In data we trust: X-ray diffraction experiments for charge density investigations

Regine Herbst-Irmer

Investigations into charge density focus on deviations from spherical valence density to describe the bonding situation in a specific structure. The Hansen & Coppens (1978) multipole model can be used to describe this aspherity, because this model partitions the electron density in the core, the spherical valence density and the aspherical valence density. This model needs more parameters compared to the independent atom model which uses just spherical atomic form factors. The deviations from spherity are very small compared to the electron density from the core. Therefore, excellent high-resolution data are necessary. The information about the valence density is mainly contained in the low-order data, while high-resolution data are needed to deconvolute aspherical atomic electron density from thermal vibrations. The data need to be of very good quality along the whole resolution range, and especially the low-order data need to be collected with high accuracy.

In recent decades, there have been numerous new developments in the fields of sources and detectors. In terms of detectors, technology has progressed from point detectors to CCD and nowadays energy-discriminating pixel detectors, which greatly reduced the data collection time and which foster spectral purity. The development in sources from sealed tubes to microsources, rotating anodes, MetalJet to synchrotrons radiation supplies more and more beam intensity. There is a strong tradition to examine which of these new developments really provide better data for charge density investigations, e.g. Martin & Pinkerton (1998), Coppens et al. (2005), Jørgensen et al. (2014), Wolf et al. (2015), Graw et al. (2023), Ruth et al. (2023). Higher resolution is not enough, excellent low-order data are also needed, and the question is which combination of hardware leads to reliable statements about the bonding situation in a particular compound.
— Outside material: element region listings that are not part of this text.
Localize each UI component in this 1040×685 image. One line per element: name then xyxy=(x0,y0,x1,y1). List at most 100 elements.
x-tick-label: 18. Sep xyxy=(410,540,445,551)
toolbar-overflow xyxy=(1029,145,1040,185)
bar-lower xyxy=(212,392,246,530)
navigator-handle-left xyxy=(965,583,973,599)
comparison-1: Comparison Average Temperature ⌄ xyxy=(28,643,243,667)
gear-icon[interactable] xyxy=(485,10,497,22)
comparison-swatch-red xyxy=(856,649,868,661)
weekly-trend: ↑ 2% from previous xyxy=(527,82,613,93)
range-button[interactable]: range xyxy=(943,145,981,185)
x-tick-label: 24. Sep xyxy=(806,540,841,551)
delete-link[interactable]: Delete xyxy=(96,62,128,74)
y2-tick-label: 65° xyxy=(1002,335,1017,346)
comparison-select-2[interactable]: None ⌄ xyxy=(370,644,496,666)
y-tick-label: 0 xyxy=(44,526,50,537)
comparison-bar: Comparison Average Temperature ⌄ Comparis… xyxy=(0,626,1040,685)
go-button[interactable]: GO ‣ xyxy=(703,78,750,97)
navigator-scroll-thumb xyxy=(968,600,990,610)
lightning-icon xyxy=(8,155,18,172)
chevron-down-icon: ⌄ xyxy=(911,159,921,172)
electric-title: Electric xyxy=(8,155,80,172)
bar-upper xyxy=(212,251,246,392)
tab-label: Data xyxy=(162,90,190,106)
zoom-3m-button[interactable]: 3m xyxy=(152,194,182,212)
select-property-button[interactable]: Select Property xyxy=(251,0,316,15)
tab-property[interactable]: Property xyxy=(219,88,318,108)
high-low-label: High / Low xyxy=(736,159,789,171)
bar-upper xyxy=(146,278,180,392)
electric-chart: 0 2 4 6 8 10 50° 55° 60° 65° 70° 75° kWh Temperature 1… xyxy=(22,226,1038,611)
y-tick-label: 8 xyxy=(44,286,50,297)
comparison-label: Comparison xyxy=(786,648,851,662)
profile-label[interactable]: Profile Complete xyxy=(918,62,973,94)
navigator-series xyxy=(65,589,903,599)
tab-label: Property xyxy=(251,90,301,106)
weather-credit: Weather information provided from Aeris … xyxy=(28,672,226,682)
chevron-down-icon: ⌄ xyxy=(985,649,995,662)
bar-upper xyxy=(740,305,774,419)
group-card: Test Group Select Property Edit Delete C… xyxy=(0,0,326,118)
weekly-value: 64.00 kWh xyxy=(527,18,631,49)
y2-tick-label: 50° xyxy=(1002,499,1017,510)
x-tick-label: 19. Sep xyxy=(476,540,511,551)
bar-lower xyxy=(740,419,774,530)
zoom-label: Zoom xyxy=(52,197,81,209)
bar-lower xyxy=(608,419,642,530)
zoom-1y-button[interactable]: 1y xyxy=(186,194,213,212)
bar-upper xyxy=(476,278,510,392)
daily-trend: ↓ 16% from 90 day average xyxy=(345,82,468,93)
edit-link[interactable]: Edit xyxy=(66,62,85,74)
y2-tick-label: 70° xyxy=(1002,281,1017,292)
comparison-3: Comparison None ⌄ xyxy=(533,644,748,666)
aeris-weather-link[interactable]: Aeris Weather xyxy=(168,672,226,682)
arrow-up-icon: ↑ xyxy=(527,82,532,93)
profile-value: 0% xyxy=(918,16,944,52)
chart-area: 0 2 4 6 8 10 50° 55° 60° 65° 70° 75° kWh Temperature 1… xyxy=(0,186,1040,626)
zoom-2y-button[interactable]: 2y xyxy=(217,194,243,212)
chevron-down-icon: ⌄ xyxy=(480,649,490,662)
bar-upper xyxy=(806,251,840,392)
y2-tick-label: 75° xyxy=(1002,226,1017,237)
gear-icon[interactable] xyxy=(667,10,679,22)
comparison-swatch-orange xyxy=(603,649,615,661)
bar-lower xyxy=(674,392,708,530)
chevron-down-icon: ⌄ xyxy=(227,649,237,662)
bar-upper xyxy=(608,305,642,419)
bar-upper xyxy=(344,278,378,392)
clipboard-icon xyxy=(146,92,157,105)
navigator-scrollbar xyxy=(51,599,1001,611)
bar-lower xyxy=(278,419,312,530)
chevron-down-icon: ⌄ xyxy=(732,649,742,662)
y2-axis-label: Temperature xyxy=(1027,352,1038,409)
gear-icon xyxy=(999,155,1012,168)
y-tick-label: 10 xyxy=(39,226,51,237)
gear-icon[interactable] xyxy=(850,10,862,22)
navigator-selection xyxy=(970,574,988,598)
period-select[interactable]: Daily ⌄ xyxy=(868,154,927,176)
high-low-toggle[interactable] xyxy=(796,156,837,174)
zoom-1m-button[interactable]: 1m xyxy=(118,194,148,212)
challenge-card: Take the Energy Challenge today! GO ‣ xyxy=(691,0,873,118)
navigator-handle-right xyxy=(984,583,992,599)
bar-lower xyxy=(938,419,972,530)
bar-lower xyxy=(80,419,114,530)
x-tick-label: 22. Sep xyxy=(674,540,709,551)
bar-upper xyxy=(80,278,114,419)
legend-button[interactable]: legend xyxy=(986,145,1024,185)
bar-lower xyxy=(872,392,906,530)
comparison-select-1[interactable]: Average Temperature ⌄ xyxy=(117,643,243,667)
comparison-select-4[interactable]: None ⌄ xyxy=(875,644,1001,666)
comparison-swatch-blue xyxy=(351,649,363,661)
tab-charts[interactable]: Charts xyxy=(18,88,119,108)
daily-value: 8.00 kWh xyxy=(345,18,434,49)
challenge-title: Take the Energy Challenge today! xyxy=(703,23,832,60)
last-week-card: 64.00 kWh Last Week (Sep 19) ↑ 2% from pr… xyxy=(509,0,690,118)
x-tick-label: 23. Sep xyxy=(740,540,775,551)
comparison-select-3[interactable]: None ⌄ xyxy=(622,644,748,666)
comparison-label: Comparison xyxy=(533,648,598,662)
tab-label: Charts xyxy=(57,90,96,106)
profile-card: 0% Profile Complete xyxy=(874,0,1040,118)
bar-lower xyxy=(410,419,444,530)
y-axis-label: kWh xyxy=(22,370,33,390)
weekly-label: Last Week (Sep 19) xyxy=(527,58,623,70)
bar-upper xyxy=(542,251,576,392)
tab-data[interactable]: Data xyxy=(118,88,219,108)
This tradition continues with the paper of Vosegaard et al. (2023). The authors compare data collected at 100 K from new in-house diffractometers, a Rigaku Synergy-S (Mo and Ag source, HyPix100 detector) and a Stoe Stadivari (Mo source, EIGER2 1M CdTe detector) and an older Oxford Diffraction Supernova (Mo source, Atlas CCD detector) to an investigation with excellent synchrotron data collected at 25 K and λ = 0.248 Å at the BL02B1 beamline at SPring-8 (Vosegaard et al., 2022). As the test structure, melamine was selected.

First, the authors investigate the data quality by comparing figures of merit such as Rint and I/σ. Of course, the SPring-8 data win concerning the highest possible resolution and lowest collection time. However, considering the variation of Rint and I/σ over the whole resolution range, the modern diffractometer Synergy-S and Stadivari can keep up to circa 0.9 Å-1, while the older Supernova delivers noisier data. This is probably due to the virtually noise-free pixel detectors compared to the older CCD technology. However, all data, even from the Supernova, could be used to a resolution up to at least 1.17 Å-1.

The derived unit-cell parameters of the four datasets at 100 K differ only a little – with a small feature that the differences between the values derived from the Synergy Mo and Ag as well as those from the Supernova and the Stadivari are smaller than the differences between these two groups.

For the refinements (Volkov et al., 2006), an I < 3σ intensity cutoff was used, leading to a very different amount of used data in the five datasets. Although the data to parameter ratio is larger than 10 in all refinements, I wonder if, especially for the Supernova dataset, overfitting could be excluded (Krause et al., 2017), which the authors had tested for the SPring-8 data but not for the new datasets. All five datasets deliver low R factors (≤ 3.4% for Supernova and < 1.7% for the other datasets) and min/max residuals (≤ ±0.25 e Å-3 for Supernova and < ±0.15 for the other datasets), DRK plots with the value 1±5% across the whole resolution range (Zavodnik et al., 1999; Zhurov et al., 2008), and Henn–Meindl plots (Meindl & Henn, 2008) with virtually no features.

Ueq values for the heavy atoms agree well, while the values for hydrogen atoms derived from Hirshfeld atom refinement (Capelli et al., 2014; Fugel et al., 2018; Kleemiss et al., 2021) from the Supernova data deviate significantly from those of the other three datasets.

The derived multipole parameters show the same trend for all five datasets, although the differences for the carbon atom parameters are significant. The derived monopole population even spread between 4 and 4.5 e, indicating slightly negatively charged carbon atoms. However, the Bader charges are more sensible with slightly positively charged carbon with a small spread of 0.2 e and negatively charged nitrogen atoms. In addition, the topological values ρBCP and ∇2ρBCP are in good agreement except for the Supernova data, where the bond critical point of one weak π–π interaction could not be found.

Overall, it was found that even with conventional diffractometers and good quality crystals of small organic molecules reliable electron densities can be achieved with the multipole model. However, the better the data the more features can be seen: only for the excellent SPring-8 data set hydrogen κ values could be refined, while weak interactions could not be found with the weakest Supernova data.